Comparison of ferrous sulfate and ferrous glycinate chelate for the treatment of iron deficiency anemia in gastrectomized patientsAbstract:
Objectives: Postgastrectomy iron deficiency anemia has a variable prevalence and occurs in 20-50% of patients. Food fortification reports examining ferrous glycinate chelate have shown that it can be 2.5-3.4 times more bioavailable than ferrous sulfate, with minimal gastrointestinal symptoms. The present study was designed as a controlled experimental study including 18 gastrectomized patients with iron deficiency anemia to compare the effects of ferrous sulfate and ferrous glycinate chelate in the treatment of anemia and to evaluate the presence of side effects.
Methods: Patients were divided in two groups: group 1 received ferrous sulfate (200 mg twice a day, corresponding to 80 mg of elemental iron) and group 2 received ferrous glycinate chelate (250 mg/d, corresponding to 50 mg of elemental iron) for 4 mo. Laboratory measurements were performed at baseline and after 2 and 4 mo.

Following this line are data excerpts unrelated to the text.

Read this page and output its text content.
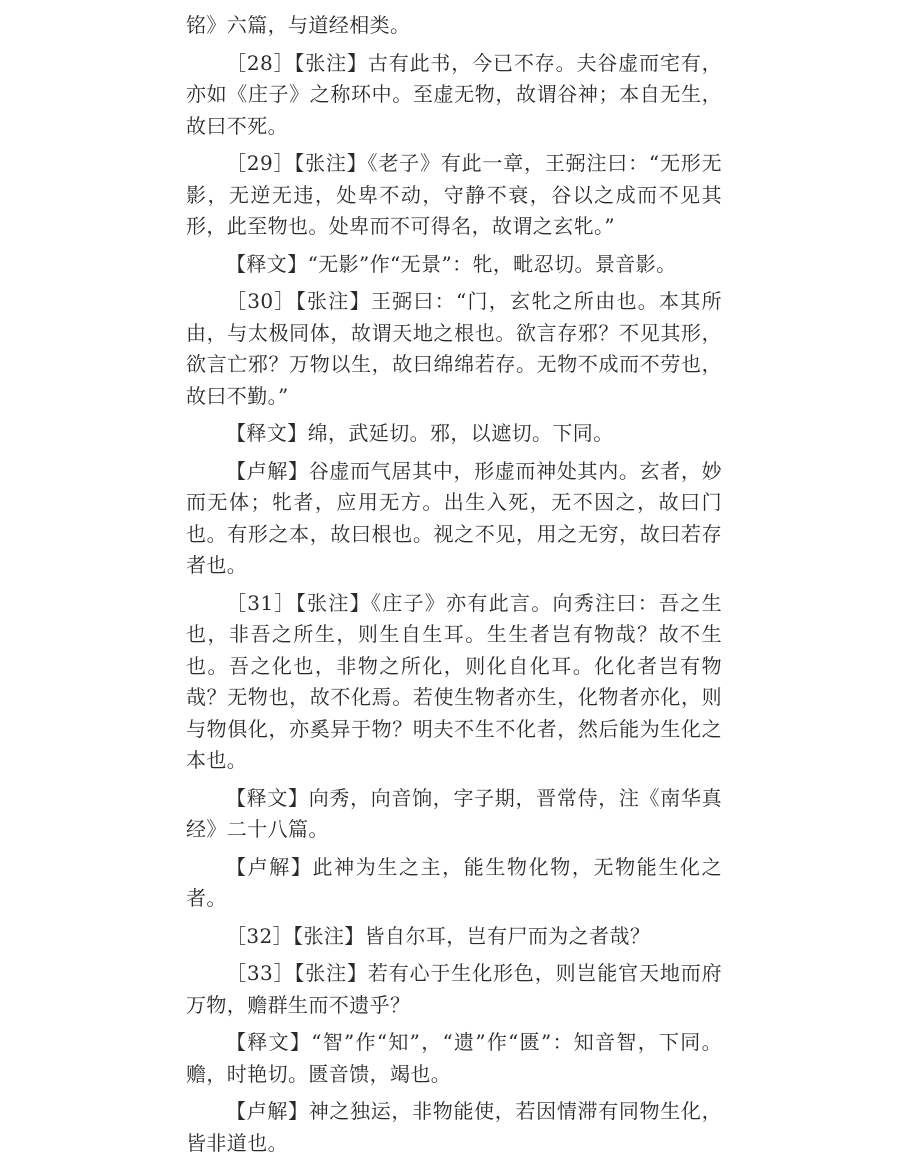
铭》六篇，与道经相类。

［28］【张注】古有此书，今已不存。夫谷虚而宅有，亦如《庄子》之称环中。至虚无物，故谓谷神；本自无生，故曰不死。

［29］【张注】《老子》有此一章，王弼注曰：“无形无影，无逆无违，处卑不动，守静不衰，谷以之成而不见其形，此至物也。处卑而不可得名，故谓之玄牝。”

【释文】“无影”作“无景”：牝，毗忍切。景音影。

［30］【张注】王弼曰：“门，玄牝之所由也。本其所由，与太极同体，故谓天地之根也。欲言存邪？不见其形，欲言亡邪？万物以生，故曰绵绵若存。无物不成而不劳也，故曰不勤。”

【释文】绵，武延切。邪，以遮切。下同。

【卢解】谷虚而气居其中，形虚而神处其内。玄者，妙而无体；牝者，应用无方。出生入死，无不因之，故曰门也。有形之本，故曰根也。视之不见，用之无穷，故曰若存者也。

［31］【张注】《庄子》亦有此言。向秀注曰：吾之生也，非吾之所生，则生自生耳。生生者岂有物哉？故不生也。吾之化也，非物之所化，则化自化耳。化化者岂有物哉？无物也，故不化焉。若使生物者亦生，化物者亦化，则与物俱化，亦奚异于物？明夫不生不化者，然后能为生化之本也。

【释文】向秀，向音饷，字子期，晋常侍，注《南华真经》二十八篇。

【卢解】此神为生之主，能生物化物，无物能生化之者。

［32］【张注】皆自尔耳，岂有尸而为之者哉？

［33］【张注】若有心于生化形色，则岂能官天地而府万物，赡群生而不遗乎？

【释文】“智”作“知”，“遗”作“匮”：知音智，下同。赡，时艳切。匮音馈，竭也。

【卢解】神之独运，非物能使，若因情滞有同物生化，皆非道也。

Results: Group 1 showed an apparent recovery in laboratory parameters, with increases in medium corpuscular hemoglobin (P = 0.02), serum iron (P = 0.02), and ferritin (P = 0.04), and a decrease in transferrin (P = 0.002) after 4 mo. Individualized analysis showed that only one patient using ferrous sulfate had anemia at the end of the study in contrast to six patients using ferrous glycinate. In addition, ferritin levels increased above 20 microg/L at the end of the study in seven patients using ferrous sulfate in contrast to one patient using ferrous glycinate.
Conclusion: Patients with iron deficiency anemia after gastrectomy treated with ferrous sulfate had better results in hematologic laboratory parameters than those who used ferrous glycinate chelate.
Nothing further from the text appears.